İnsanların psikolojik bir sorun yaşamaları halinde muhakkak tedaviye sıcak bakmaları gerektiğini belirten Psikiyatri Uzmanı Dr. Ömer Deniz: “Öncelikle bunun farkında olmak lazım. Dün gördüğüm genç bir vaka. İki aydır doktorlara gidiyor. Kardiyoloji uzmanına gidiyor, dâhiliye uzmanına gidiyor, göğüs uzmanına gidiyor, acile gidiyor, bir şeyin yok diyor bir daha gidiyor, internetten araştırıyor, internetten araştırınca kanser miyim diyor, kötü bir hastalığım mı var diyor bir daha doktorlara gidiyor. İki aydır 8-10 kez hastanelere giden bir vaka. Ama bu sorunların korkudan, sıkıntıdan, stresten kaynaklandığının farkında değil. Bazen hekimlerden bunların farkında olamayıp kişileri sağlıklı yerlere yöneltemiyorlar, ben bazen soruyorum onlara bize gelmeyi nasıl akıl ettiniz diyorum. Çünkü psikiyatriste gitmeyi akıl etmek lazım, yani aklımızı kullanmazsak, bunların farkında olmazsak yanlış yerlere gideriz.
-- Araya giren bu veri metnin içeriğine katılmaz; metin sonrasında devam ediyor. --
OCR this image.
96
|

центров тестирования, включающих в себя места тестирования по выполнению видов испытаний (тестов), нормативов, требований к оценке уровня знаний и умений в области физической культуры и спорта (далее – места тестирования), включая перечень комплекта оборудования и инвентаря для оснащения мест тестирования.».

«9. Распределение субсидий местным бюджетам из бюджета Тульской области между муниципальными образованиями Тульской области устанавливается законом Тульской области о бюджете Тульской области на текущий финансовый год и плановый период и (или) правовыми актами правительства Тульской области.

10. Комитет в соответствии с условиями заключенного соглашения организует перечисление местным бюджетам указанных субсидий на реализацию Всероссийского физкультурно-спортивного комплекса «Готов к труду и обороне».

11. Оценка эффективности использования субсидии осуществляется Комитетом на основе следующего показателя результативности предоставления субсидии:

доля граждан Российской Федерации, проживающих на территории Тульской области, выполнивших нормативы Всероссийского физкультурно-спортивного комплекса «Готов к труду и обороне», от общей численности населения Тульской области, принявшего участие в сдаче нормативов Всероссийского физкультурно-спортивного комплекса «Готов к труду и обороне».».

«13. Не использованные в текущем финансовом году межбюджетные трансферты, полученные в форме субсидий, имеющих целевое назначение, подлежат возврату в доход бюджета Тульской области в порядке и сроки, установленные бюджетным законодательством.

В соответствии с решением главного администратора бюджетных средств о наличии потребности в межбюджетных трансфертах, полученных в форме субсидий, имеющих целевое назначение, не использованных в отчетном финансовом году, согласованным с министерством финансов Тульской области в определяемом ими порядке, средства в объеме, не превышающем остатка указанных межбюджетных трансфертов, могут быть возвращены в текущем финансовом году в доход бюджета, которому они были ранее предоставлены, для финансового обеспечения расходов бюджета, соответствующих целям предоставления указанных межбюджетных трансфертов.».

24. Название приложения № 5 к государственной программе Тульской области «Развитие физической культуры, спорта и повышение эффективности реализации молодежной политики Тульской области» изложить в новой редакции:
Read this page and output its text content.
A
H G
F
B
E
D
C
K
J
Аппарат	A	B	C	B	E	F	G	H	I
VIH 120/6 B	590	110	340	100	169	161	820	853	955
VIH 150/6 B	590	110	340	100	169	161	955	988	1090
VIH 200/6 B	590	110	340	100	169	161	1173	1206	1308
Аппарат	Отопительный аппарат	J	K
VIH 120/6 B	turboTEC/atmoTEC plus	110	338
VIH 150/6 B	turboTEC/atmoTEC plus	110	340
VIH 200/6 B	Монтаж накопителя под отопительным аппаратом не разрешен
Yanlış yerlere gittiğimiz zaman tedavi olamayız” dedi. 

“MERDİVEN ALTI KLİNİKLERE DİKKAT”
Son günlerde alanında uzman olmayan, alanla ilgili eğitim almayan kişilerin sayısının arttığını ve bunun da büyük olumsuzluklar doğurabileceğini ifade eden Psikiyatri Uzmanı Dr. Ömer Deniz, şunları söyledi: “Psikiyatrik hastalıkların birçoğunda bedensel hastalıklar taklit ediyor dolayısıyla insanlar bunu psikiyatristiyle bağdaştıramıyor. Bir de tabi psikiyatrist gibi çalışan merdiven altı psikologlar var. Gerçekten ruhsal tedavi etme yetkileri olmayan ama kendilerini doktor gibi hissettirerek insanlar üzerinde tedavi edici girişimlerde bulunan insanlar var. Bu da çok ciddi bir sorun, insanlarımızın bunların da farkında olması lazım. Yani sonuçta olması gereken yere gitmeyince zararı birey görüyor, ailesi görüyor, toplum görüyor. Bu zararı görmemek için her insanın yaşamının bazı dönemlerinde bir psikiyatristle konuşmaya, dertleşmeye, içini dökmeye, kendini anlatmaya, illaki buna bir tanı  koymak, bir teşhis koymak gerekmiyor ama danışmak çok önemli. Biz bu danışma kısmını ihmal ediyoruz. Çocuğumun okuluyla ilgili bir sorunu var, kişinin eşiyle ilgili bir sorunu var, bireyin kendisiyle, toplumla ilgili uyuşmazlıkları var ama bununla ilgili ne yapabilirim? Bunun için bir doktora başvurma alışkanlığını edinmeleri lazım. Bedenimizle ilgili başvurabileceğiniz yirmiden fazla branş var. Sayarsam yirmiden fazla çıkar ama duygularımızla, davranışlarımızla, ruhsal durumumuzla ilgili destek alacağımız bir branş var tıpta, o da psikiyatri. Psikiyatriyi de yanlış anlıyoruz. Hani bir laf var ya “beni bir sen anladın, sen de yanlış anladın” diye, insanların önce bu yanlış anlamayı düzeltmeleri gerekiyor.”